Türkiye’ye gelmeden önce bir araştırma yapayım dedim kendi çapımda. Türkiye’de tanıdığım ve bildigim dekanlar ve akademisyenlerle irtibata geçtim. Öğrendim ki bir grup akademisyen halinden çok memnun "Hocam herşey harika, düşünmeden geliniz." diyor. Başka bir grupsa "Türkiye’de akademisyenlik ve üniversite ortamı toz duman, kuyuları kazan kazana..." diyerek görüş bildiriyor. Bir grup "Üniversitelerde akademik çalışmalar çok hızlı, etkili ve iyi ilerliyor." derken başka bir grup "Akademik dünyada bilimsel araştırmalardan daha çok iftiralar, kumpaslar, yalanlar, tuzak kurmalar ve yasaklar konuşuluyor." diye yorum yapıyor. Bazıları "Üniversitelerde akademisyenler özgürce bilimsel çalışmalarını sürdürebiliyor." diyor, bazılarıysa "Malesef bir korku ve tehdit havası hakim bazı kampüslerde." demeyi tercih ediyor. Akademik özgürlüğü, bilimsel araştırmaları ve toplumun yararına olacak doğruları ve gerçekleri söylemek ve iddia etmekten korktuklarını ifade eden akademisyenler de var. Kimileri "Üniversitelerde herşey yerine oturmuş, adil ve düzenli sekilde işler yürüyor." derken kimileri de "Memleketimizde akademisyenlik ve üniversite ortamı cadı kazanı gibi ve bölük pörçük olmuş bir vaziyette." diyerek görüş bildiriyor. Bir grup akademisyen "Atamalarda tamamen liyakata bakılıyor." diyor. Başka bir grupsa "Malesef bazı akademisyen ve bilim insanlarımız ilim üretmek yerine, birilerine yaranmakta, yandaşçılıkta veya başkalarını karalamada yarışıyor gibiler." diye yorumlar yapıyor.

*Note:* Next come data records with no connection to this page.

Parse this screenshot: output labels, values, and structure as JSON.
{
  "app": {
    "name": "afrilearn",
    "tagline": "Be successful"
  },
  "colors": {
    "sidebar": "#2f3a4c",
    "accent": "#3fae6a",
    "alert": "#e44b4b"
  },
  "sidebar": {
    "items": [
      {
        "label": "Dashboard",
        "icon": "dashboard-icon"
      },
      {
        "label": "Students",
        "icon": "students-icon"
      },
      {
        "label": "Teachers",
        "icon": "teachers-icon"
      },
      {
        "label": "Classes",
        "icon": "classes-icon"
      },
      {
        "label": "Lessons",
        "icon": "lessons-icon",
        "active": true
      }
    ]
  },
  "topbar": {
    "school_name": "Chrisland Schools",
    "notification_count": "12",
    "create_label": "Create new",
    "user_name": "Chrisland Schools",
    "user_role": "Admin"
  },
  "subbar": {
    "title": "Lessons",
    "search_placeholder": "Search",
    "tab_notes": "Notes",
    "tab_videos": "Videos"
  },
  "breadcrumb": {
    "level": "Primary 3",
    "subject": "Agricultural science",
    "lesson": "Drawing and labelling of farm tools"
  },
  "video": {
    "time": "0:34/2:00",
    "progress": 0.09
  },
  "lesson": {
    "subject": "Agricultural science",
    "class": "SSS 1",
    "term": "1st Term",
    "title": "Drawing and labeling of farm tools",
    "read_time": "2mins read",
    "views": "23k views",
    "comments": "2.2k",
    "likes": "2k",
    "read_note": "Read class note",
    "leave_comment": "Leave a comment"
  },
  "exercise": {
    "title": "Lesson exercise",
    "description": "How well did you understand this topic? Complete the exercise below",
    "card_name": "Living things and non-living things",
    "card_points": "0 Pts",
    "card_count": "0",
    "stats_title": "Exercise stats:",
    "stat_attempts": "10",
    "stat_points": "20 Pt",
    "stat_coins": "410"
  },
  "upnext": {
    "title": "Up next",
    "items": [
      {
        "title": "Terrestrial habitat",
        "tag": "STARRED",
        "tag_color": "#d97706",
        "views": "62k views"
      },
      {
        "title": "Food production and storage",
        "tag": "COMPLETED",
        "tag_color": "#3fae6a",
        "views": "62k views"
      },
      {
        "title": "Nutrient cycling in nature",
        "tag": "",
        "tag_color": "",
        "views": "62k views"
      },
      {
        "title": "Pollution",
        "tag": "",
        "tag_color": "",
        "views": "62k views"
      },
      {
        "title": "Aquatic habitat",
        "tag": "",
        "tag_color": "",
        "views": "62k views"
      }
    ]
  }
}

Yakın zamanda ABD’de akademisyen bir arkadaşım Türkiye’ye dönünce "Burada şartlar çok zor. Sorunları ve problemleri konuşup tartışamıyorsun." dediğinde şakayla karışık "Sen de biraz az konuş o zaman" dedim... "Yok arkadaş, azı mazı yok. Öyle bir sistem var ki hiç konuşamıyorsun. Konuşursan da mobbing hemen başlıyor." diyerek itiraz etti arkadaşım...

Er veya geç mutlaka ülkemizin çocukları ve gençlerimiz dünya standartlarında eğitim ve yaşam kalitesi elde edecekler. Buna inancım sonsuz. Mutlu ve güçlü Türkiye hayellerimizin gerçekleşmesi ve beyin göçünün sona ermesi için hükümetimizin, yurtdışından Türkiye’ye geri dönecek bilim adamlarına aylık 20-24 bin lira maaş vermesi maalesef beyin göçünü engelleyemez. Peki neden engelleyemez? Sorunun cevabı kendisinde gizli; çünkü herşey para değil.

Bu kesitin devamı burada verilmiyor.